BORDERLINE E DESENVOLVIMENTO

BORDERLINE E DESENVOLVIMENTO
 Nahman Armony
         Antes, uma advertência. O que se segue é especulação,  assim como considero especulações as teorias sobre a infância advindas da regressão psicanalítica. De uma maneira geral, os autores psicanalíticos preferem usar as teorias infantis derivadas do trabalho clínico com adultos às teorias que se estão formando por observação de bebês. As observações só são focalizadas quando apoiam uma teoria do desenvolvimento prévio. Um autor que usa tanto a observação de bebês quanto os dados clínicos de pacientes regredidos é Winnicott. Mas sua observação de bebês não é sistemática: ela é feita no trabalho clínico. A reconstituição histórica tem mais a ver com o trabalho clínico do que com a observação sistemática. Ela serve de apoio, ferramenta e legitimação para a teoria clínica. Portanto, acho que a teoria do desenvolvimento de cada autor tem mais a ver com sua teoria clínica que com o conhecimento da criança. Vide “estágio do espelho”, a teoria da não-integração, as fases libidinais freudianas, etc.
          Depois dessa advertência posso ir ao assunto. Minha referência é Winnicott com seus conceitos de dependência absoluta, dependência relativa, ser, objeto transicional e espaço potencial, mãe suficientemente boa, e talvez outros que poderão aparecer no decorrer da laboração deste trabalho.
         Meu assunto é borderline e farei uma tentativa de situar o que seria a principal influência (lembro novamente que é especulativo e que tem a função de facilitar o pensamento) no posterior aparecimento do modo de viver borderline.
         Postulo que ele teve uma mãe suficientemente boa nos seus inícios, uma mãe com preocupação materna primária adequada. O SER do bebê está, conseqüentemente, bem constituído. A mãe tendo podido SER permitiu o aparecimento de uma consistência ontológica no infante.
         Já na transição entre dependência absoluta e dependência relativa quando se forma o espaço e objeto transicional a mãe do borderline não teria sido suficientemente boa.
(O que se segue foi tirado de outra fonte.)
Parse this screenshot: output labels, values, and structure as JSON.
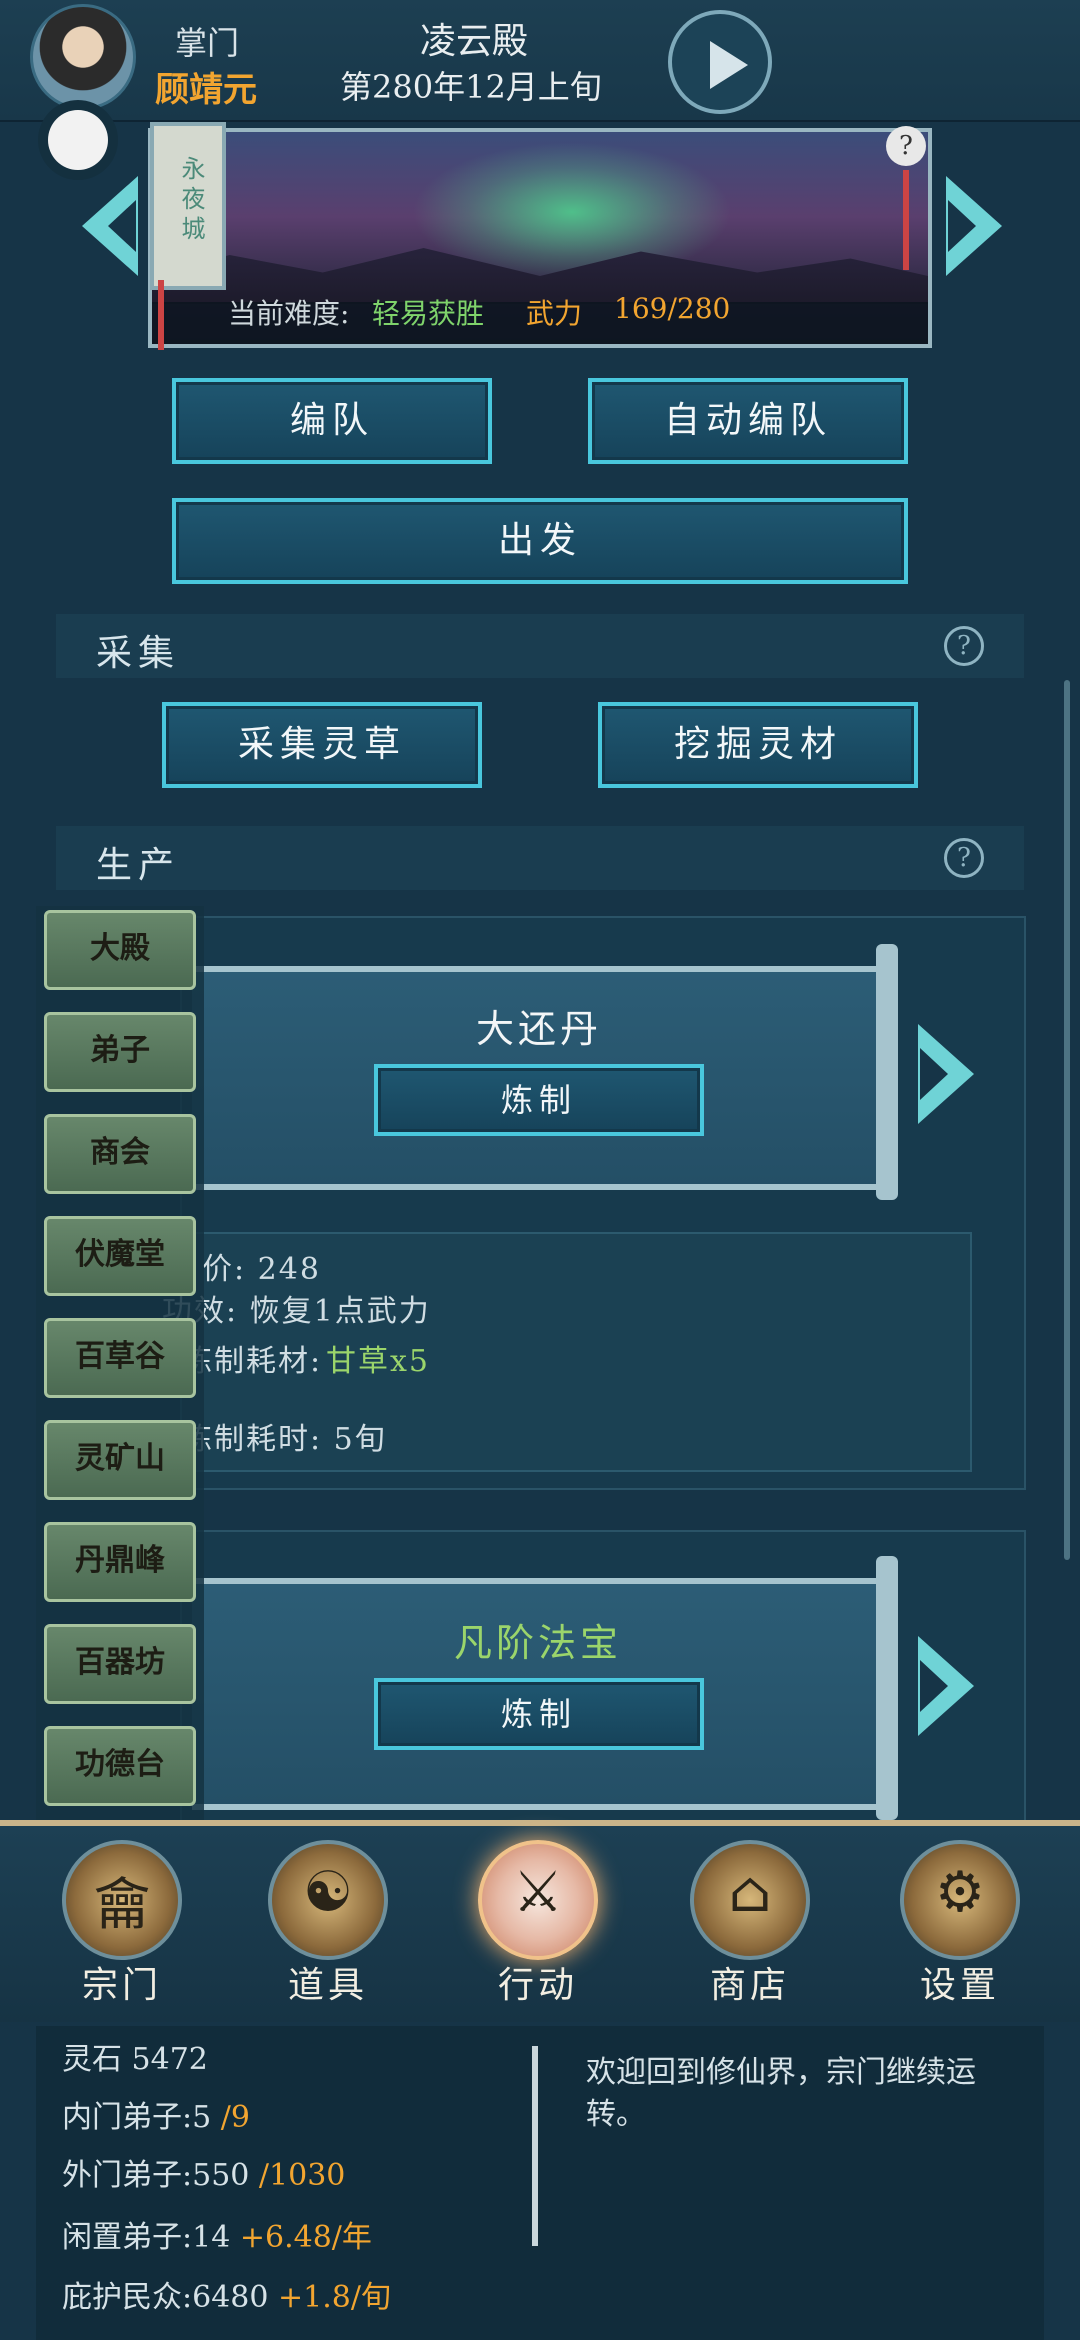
{
  "header": {
    "title_label": "掌门",
    "leader_name": "顾靖元",
    "sect_name": "凌云殿",
    "date": "第280年12月上旬"
  },
  "banner": {
    "city_name": "永夜城",
    "difficulty_label": "当前难度:",
    "difficulty_value": "轻易获胜",
    "force_label": "武力",
    "force_value": "169/280",
    "help_symbol": "?"
  },
  "actions": {
    "team": "编队",
    "auto_team": "自动编队",
    "depart": "出发"
  },
  "gather": {
    "title": "采集",
    "help_symbol": "?",
    "herb": "采集灵草",
    "mine": "挖掘灵材"
  },
  "produce": {
    "title": "生产",
    "help_symbol": "?",
    "cards": [
      {
        "name": "大还丹",
        "craft": "炼制",
        "info": {
          "price": "价: 248",
          "effect": "功效: 恢复1点武力",
          "material_label": "炼制耗材:",
          "material_value": "甘草x5",
          "time": "炼制耗时: 5旬"
        }
      },
      {
        "name": "凡阶法宝",
        "craft": "炼制"
      }
    ]
  },
  "side_nav": [
    "大殿",
    "弟子",
    "商会",
    "伏魔堂",
    "百草谷",
    "灵矿山",
    "丹鼎峰",
    "百器坊",
    "功德台"
  ],
  "tabs": [
    {
      "label": "宗门",
      "icon": "gate-icon",
      "glyph": "龠"
    },
    {
      "label": "道具",
      "icon": "bag-icon",
      "glyph": "☯"
    },
    {
      "label": "行动",
      "icon": "sword-cloud-icon",
      "glyph": "⚔"
    },
    {
      "label": "商店",
      "icon": "shop-icon",
      "glyph": "⌂"
    },
    {
      "label": "设置",
      "icon": "gear-icon",
      "glyph": "⚙"
    }
  ],
  "status": {
    "stone_label": "灵石",
    "stone_value": "5472",
    "inner_label": "内门弟子:",
    "inner_value": "5",
    "inner_cap": "/9",
    "outer_label": "外门弟子:",
    "outer_value": "550",
    "outer_cap": "/1030",
    "idle_label": "闲置弟子:",
    "idle_value": "14",
    "idle_rate": "+6.48/年",
    "people_label": "庇护民众:",
    "people_value": "6480",
    "people_rate": "+1.8/旬"
  },
  "message": "欢迎回到修仙界，宗门继续运转。",
  "colors": {
    "accent_cyan": "#49c7dd",
    "gold": "#f2a530",
    "green": "#9bd56b",
    "background": "#163447"
  }
}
De que maneira? Ela teria imposto a sua presença de tal maneira que o objeto transicional teria perdido a função de estar no lugar da mãe. Uma das funções do objeto transicional é abrir um espaço de independência, de brincar, de cultura, de criatividade propriamente dita. O desastre só não é total por ser impossível a presença ininterrupta da mãe. Mas o desejo de continuar a ser um objeto de absoluta necessidade perturba a formação do espaço potencial. Não é preciso dizer que é o objeto transicional que torna o bebê relativamente independente da mãe. Com o objeto transicional pleno ele pode prescindir da presença dela por um certo período de tempo. Pode também exercer a sua imaginação e pode perceber que existe um mundo lúdico e de cultura a ser construído pela sua criatividade.  Caso contrário a mãe torna-se, ela própria, o objeto transicional do bebê que assim passa a necessitar de uma figura humana simbiótica ou fusional para viver. Se houver um preenchimento de mãe e uma ausência total de objeto transicional e espaço potencial a pessoa será lançada em um extremo em que será incapaz de realização, necessitando  para viver de uma personificação materna fusional. Quando a mãe não ocupa todo o espaço potencial, a criatividade e uma relativa autonomia podem se desenvolver. Mas a necessidade de figuras maternas simbióticas persiste pela vida. O melhor destino da fusão e da simbiose é sua transformação em identificação em devir com tudo que o cerca.

         Teremos uma situação em que a pessoa se constituiu como SER, aprendeu a realizar trocas afetivas, viveu a mutualidade das relações, mas tem dificuldade de se situar em um espaço potencial que permitiria uma adequada relação entre o subjetivamente concebido e o objetivamente percebido. A mãe não é vivida como inteiramente autônoma, não se torna um pleno não-eu, e é então buscada no ambiente que rodeia o borderline. Essa seria a gênese, do ponto de vista de desenvolvimento, do borderline, que teria a ver com a nossa atualidade, em que a mãe ao não ter o tempo desejado para o bebê procura compensá-lo preenchendo todo o espaço potencial com a sua presença.